This talk was prepared for a Faith & Reflection Day at Farlingaye High School, Woodbridge, on 3 November 2006. The event ended the school’s One World Fortnight. I had to skip a chunk of my talk because the previous speakers overran (don’t you just hate it when that happens?), and we were running out of time.
The other speakers included a Jew, a Unitarian, a Buddhist, the Mayor of Woodbridge, John Gummer MP, a Hospice Chaplain, the Bishop of Dunwich, a Quaker, and the local Vicar, who said he agreed with everything I said.

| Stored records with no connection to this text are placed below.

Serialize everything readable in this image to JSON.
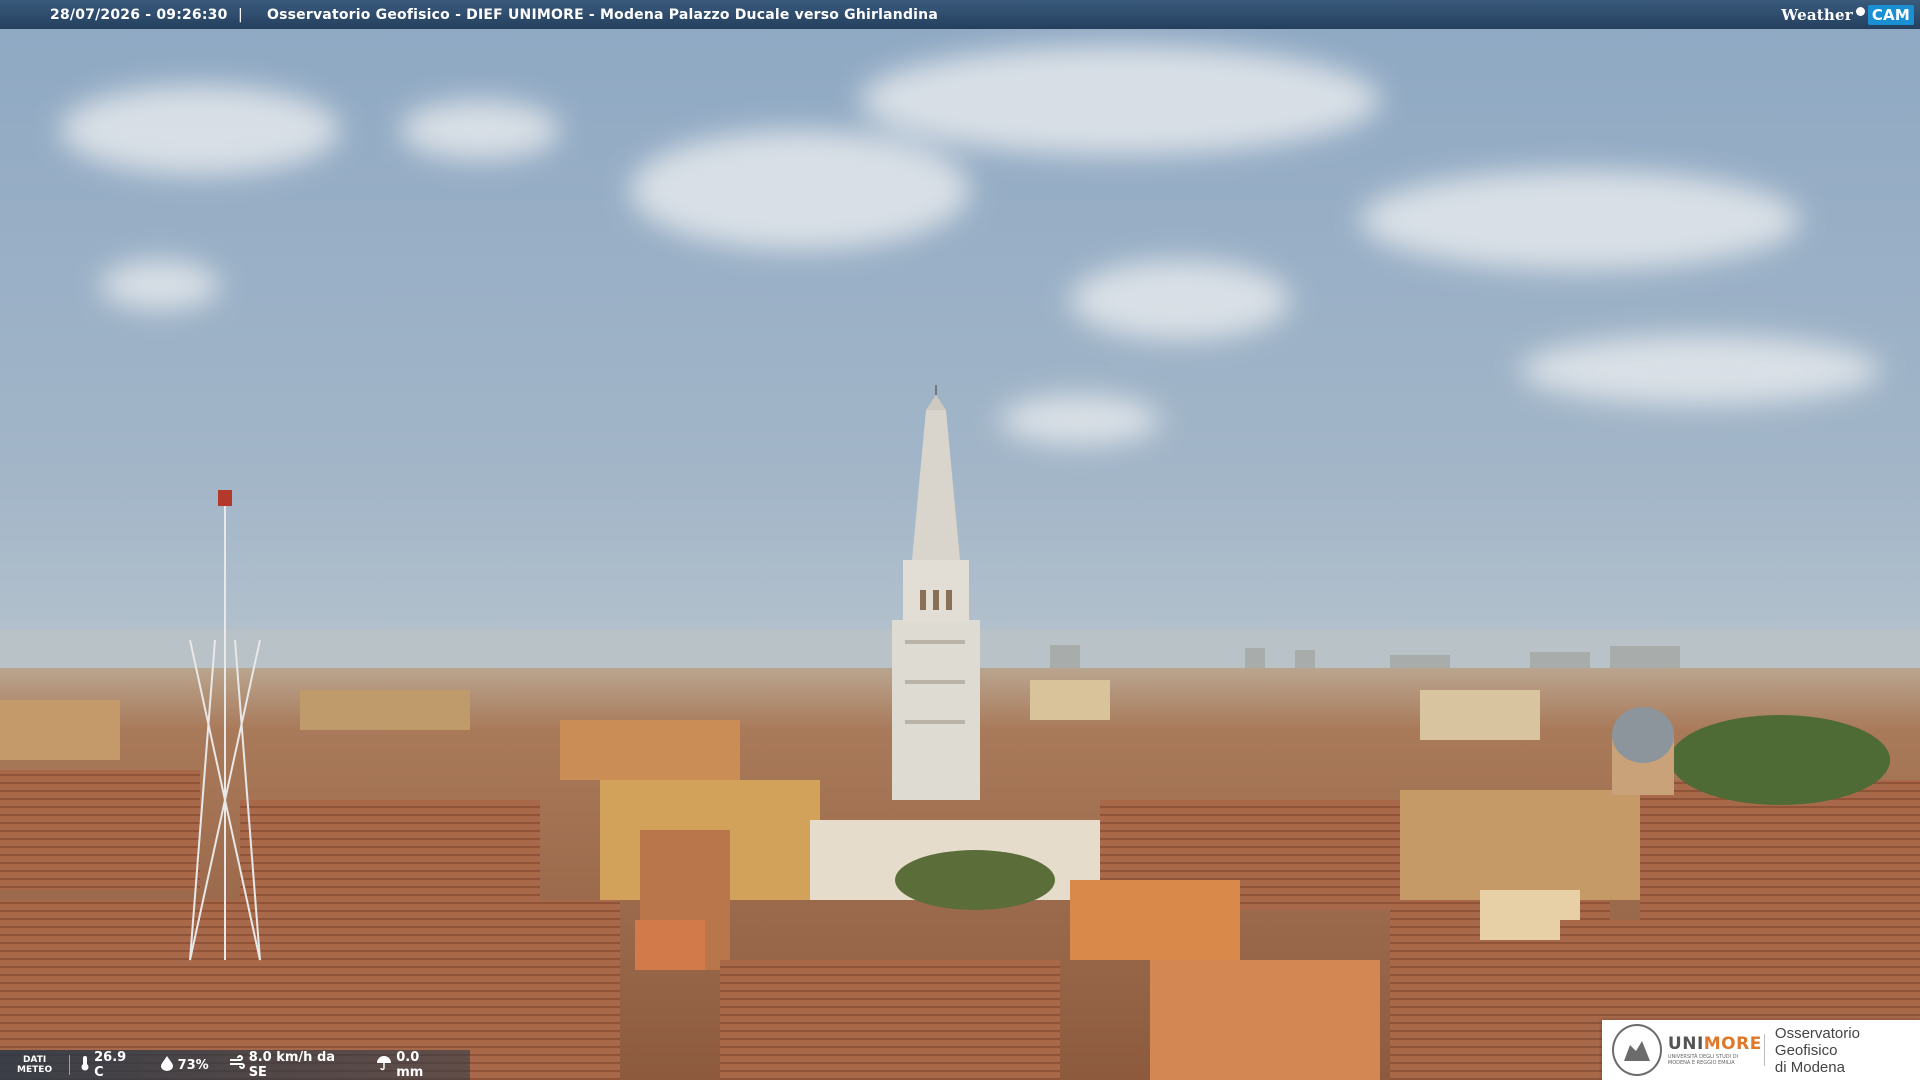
{
  "header": {
    "timestamp": "28/07/2026 - 09:26:30",
    "separator": "|",
    "title": "Osservatorio Geofisico - DIEF UNIMORE - Modena Palazzo Ducale verso Ghirlandina"
  },
  "brand": {
    "weather": "Weather",
    "cam": "CAM"
  },
  "meteo": {
    "label_top": "DATI",
    "label_bottom": "METEO",
    "temperature": "26.9 C",
    "humidity": "73%",
    "wind": "8.0 km/h da SE",
    "rain": "0.0 mm"
  },
  "logo": {
    "uni_name_a": "UNI",
    "uni_name_b": "MORE",
    "uni_sub_1": "UNIVERSITÀ DEGLI STUDI DI",
    "uni_sub_2": "MODENA E REGGIO EMILIA",
    "obs_line1": "Osservatorio Geofisico",
    "obs_line2": "di Modena"
  },
  "colors": {
    "sky_top": "#8fa9c2",
    "sky_bottom": "#b7c4cc",
    "roof": "#a86a48",
    "accent_cam": "#1a8fd4",
    "accent_unimore": "#e0782a"
  }
}
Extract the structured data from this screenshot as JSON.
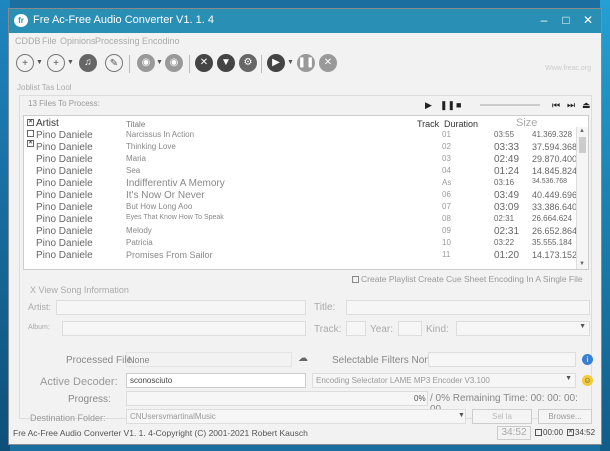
{
  "window": {
    "title": "Fre Ac-Free Audio Converter V1. 1. 4",
    "logo_text": "fr",
    "min_glyph": "–",
    "max_glyph": "□",
    "close_glyph": "✕"
  },
  "menu": [
    "CDDB",
    "File",
    "Opinions",
    "Processing",
    "Encodino"
  ],
  "toolbar": {
    "website": "Www.freac.org"
  },
  "tab": {
    "label": "Joblist Tas Lool"
  },
  "joblist": {
    "files_label": "13 Files To Process:",
    "headers": {
      "artist": "Artist",
      "title": "Titale",
      "track": "Track",
      "duration": "Duration",
      "size": "Size"
    },
    "rows": [
      {
        "artist": "Pino Daniele",
        "title": "Narcissus In Action",
        "track": "01",
        "duration": "03:55",
        "size": "41.369.328"
      },
      {
        "artist": "Pino Daniele",
        "title": "Thinking Love",
        "track": "02",
        "duration": "03:33",
        "size": "37.594.368"
      },
      {
        "artist": "Pino Daniele",
        "title": "Maria",
        "track": "03",
        "duration": "02:49",
        "size": "29.870.400"
      },
      {
        "artist": "Pino Daniele",
        "title": "Sea",
        "track": "04",
        "duration": "01:24",
        "size": "14.845.824"
      },
      {
        "artist": "Pino Daniele",
        "title": "Indifferentiv A Memory",
        "track": "As",
        "duration": "03:16",
        "size": "34.536.768"
      },
      {
        "artist": "Pino Daniele",
        "title": "It's Now Or Never",
        "track": "06",
        "duration": "03:49",
        "size": "40.449.696"
      },
      {
        "artist": "Pino Daniele",
        "title": "But How Long Aoo",
        "track": "07",
        "duration": "03:09",
        "size": "33.386.640"
      },
      {
        "artist": "Pino Daniele",
        "title": "Eyes That Know How To Speak",
        "track": "08",
        "duration": "02:31",
        "size": "26.664.624"
      },
      {
        "artist": "Pino Daniele",
        "title": "Melody",
        "track": "09",
        "duration": "02:31",
        "size": "26.652.864"
      },
      {
        "artist": "Pino Daniele",
        "title": "Patricia",
        "track": "10",
        "duration": "03:22",
        "size": "35.555.184"
      },
      {
        "artist": "Pino Daniele",
        "title": "Promises From Sailor",
        "track": "11",
        "duration": "01:20",
        "size": "14.173.152"
      }
    ],
    "cue_label": "Create Playlist Create Cue Sheet Encoding In A Single File"
  },
  "song_info": {
    "heading": "X View Song Information",
    "artist_label": "Artist:",
    "title_label": "Title:",
    "album_label": "Album:",
    "track_label": "Track:",
    "year_label": "Year:",
    "kind_label": "Kind:"
  },
  "processing": {
    "processed_file_label": "Processed File:",
    "processed_file_value": "None",
    "filters_label": "Selectable Filters None",
    "decoder_label": "Active Decoder:",
    "decoder_value": "sconosciuto",
    "encoder_value": "Encoding Selectator LAME MP3 Encoder V3.100",
    "progress_label": "Progress:",
    "progress_pct": "0%",
    "remaining": "/ 0% Remaining Time: 00: 00: 00: 00",
    "destination_label": "Destination Folder:",
    "destination_value": "CNUsersvmartinalMusic",
    "select_button": "Sel la",
    "browse_button": "Browse..."
  },
  "status": {
    "copyright": "Fre Ac-Free Audio Converter V1. 1. 4-Copyright (C) 2001-2021 Robert Kausch",
    "clock": "34:52",
    "box1": "00:00",
    "box2": "34:52"
  },
  "colors": {
    "titlebar": "#2a8fb4",
    "window_bg": "#f2f2f2"
  }
}
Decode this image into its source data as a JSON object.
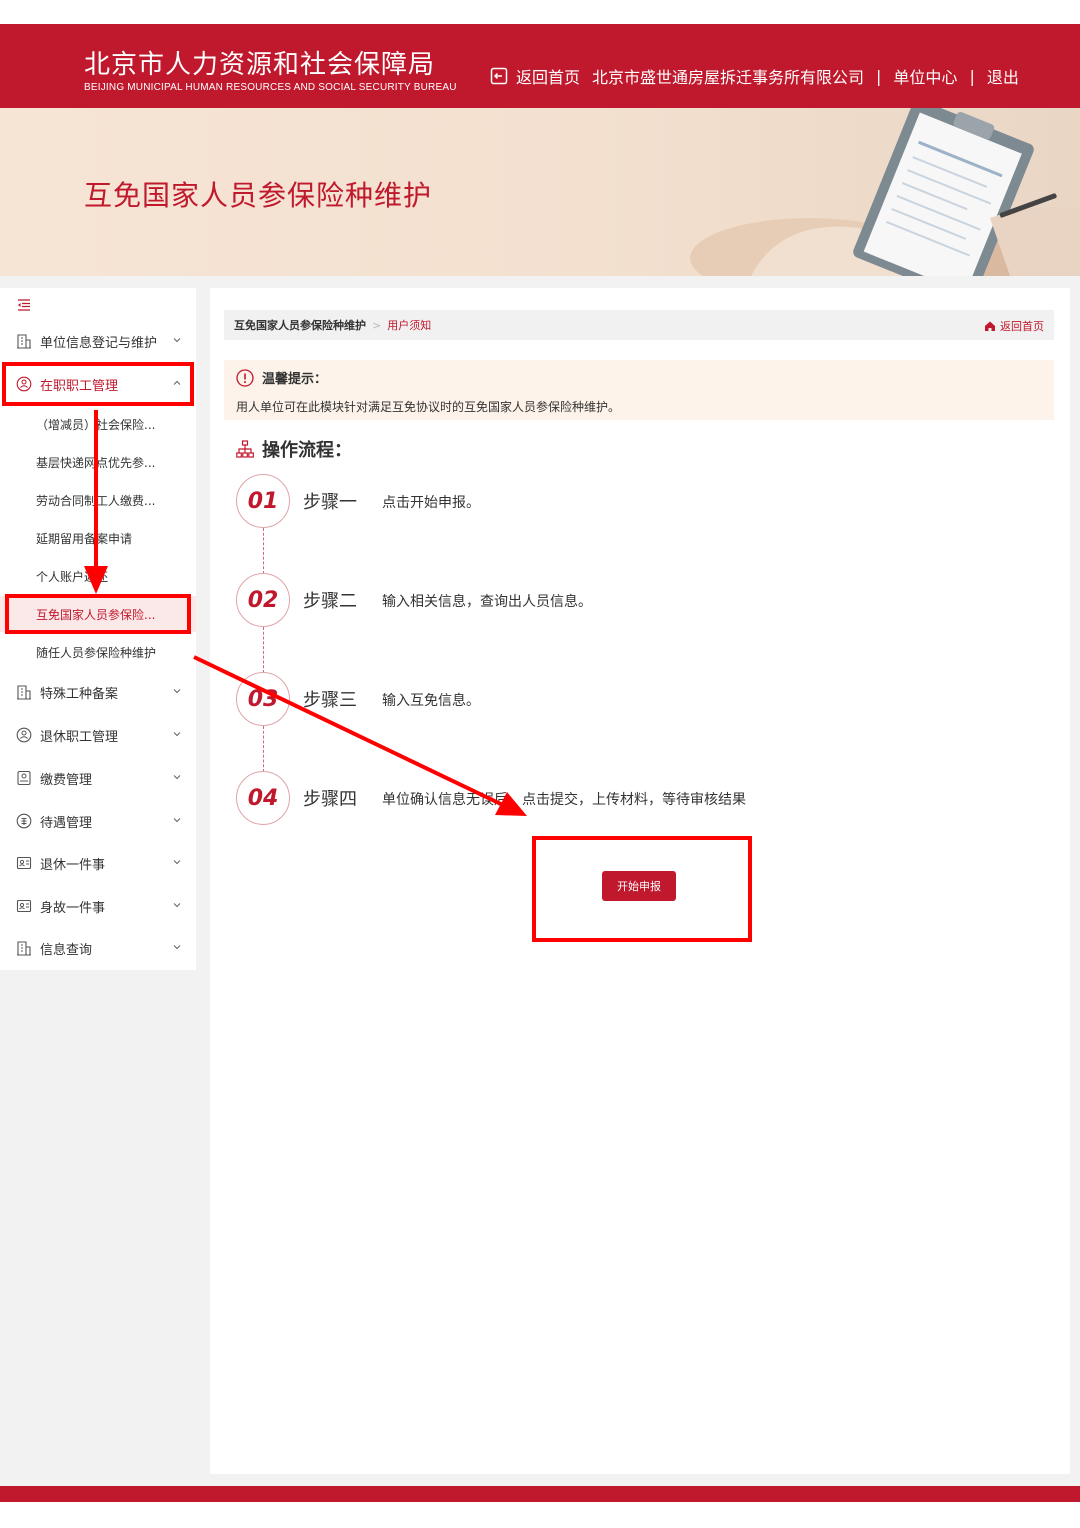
{
  "header": {
    "title": "北京市人力资源和社会保障局",
    "subtitle": "BEIJING MUNICIPAL HUMAN RESOURCES AND SOCIAL SECURITY BUREAU",
    "nav": {
      "home": "返回首页",
      "company": "北京市盛世通房屋拆迁事务所有限公司",
      "separator": "|",
      "unit_center": "单位中心",
      "logout": "退出"
    }
  },
  "banner": {
    "page_title": "互免国家人员参保险种维护"
  },
  "sidebar": {
    "menu": [
      {
        "label": "单位信息登记与维护"
      },
      {
        "label": "在职职工管理"
      },
      {
        "label": "特殊工种备案"
      },
      {
        "label": "退休职工管理"
      },
      {
        "label": "缴费管理"
      },
      {
        "label": "待遇管理"
      },
      {
        "label": "退休一件事"
      },
      {
        "label": "身故一件事"
      },
      {
        "label": "信息查询"
      }
    ],
    "subitems": [
      {
        "label": "（增减员）社会保险..."
      },
      {
        "label": "基层快递网点优先参..."
      },
      {
        "label": "劳动合同制工人缴费..."
      },
      {
        "label": "延期留用备案申请"
      },
      {
        "label": "个人账户返还"
      },
      {
        "label": "互免国家人员参保险..."
      },
      {
        "label": "随任人员参保险种维护"
      }
    ]
  },
  "breadcrumb": {
    "main": "互免国家人员参保险种维护",
    "separator": ">",
    "current": "用户须知",
    "home": "返回首页"
  },
  "notice": {
    "title": "温馨提示：",
    "text": "用人单位可在此模块针对满足互免协议时的互免国家人员参保险种维护。"
  },
  "flow": {
    "title": "操作流程：",
    "steps": [
      {
        "num": "01",
        "name": "步骤一",
        "desc": "点击开始申报。"
      },
      {
        "num": "02",
        "name": "步骤二",
        "desc": "输入相关信息，查询出人员信息。"
      },
      {
        "num": "03",
        "name": "步骤三",
        "desc": "输入互免信息。"
      },
      {
        "num": "04",
        "name": "步骤四",
        "desc": "单位确认信息无误后，点击提交，上传材料，等待审核结果"
      }
    ]
  },
  "start_button": {
    "label": "开始申报"
  },
  "colors": {
    "brand_red": "#c0182c",
    "annotation_red": "#ff0000",
    "notice_bg": "#fdf3ea"
  }
}
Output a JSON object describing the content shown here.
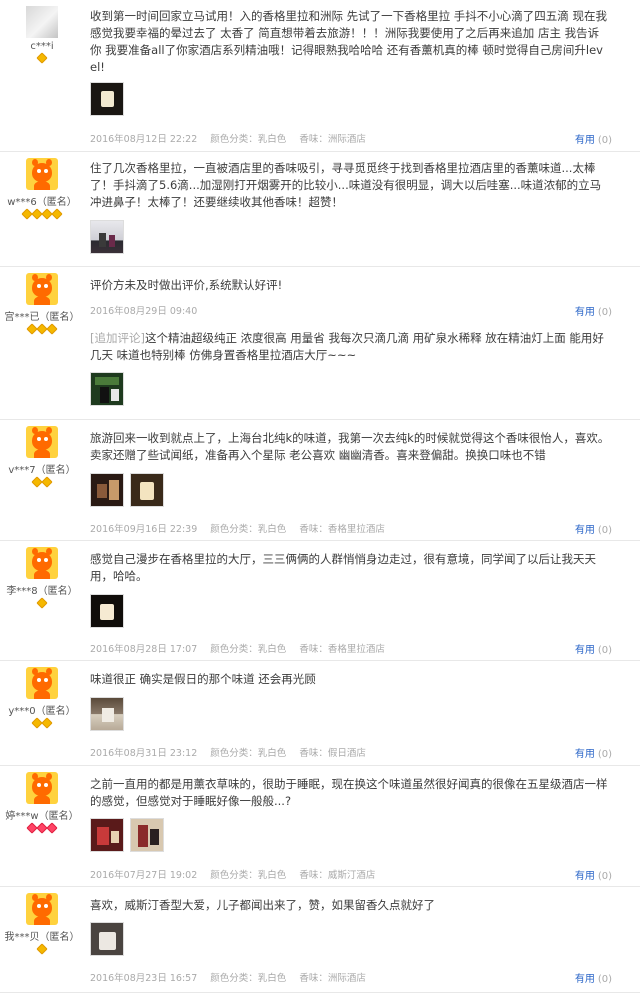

Since I started this sentence, the Earth’s travelled 100 miles around the Sun, the Sun’s moved 1,000 miles in its circuit of the Galaxy, and the Orion Nebula’s moved 100,000 miles relative to us. A few years ago, NASA took a photograph with the Hubble Space Telescope, leaving the shutter open for 10 days. The 10-inch square photograph is of an area of space that to the naked eye is about the same size as a grain of sand viewed from 6 feet away. To cross it at 10 times the speed of light would take 300,000 years. There are about 1,500 galaxies in the picture, each containing billions of stars. Here we are, whirling round a relatively small star, a tiny planet in all the vastness of space. It’s a small world.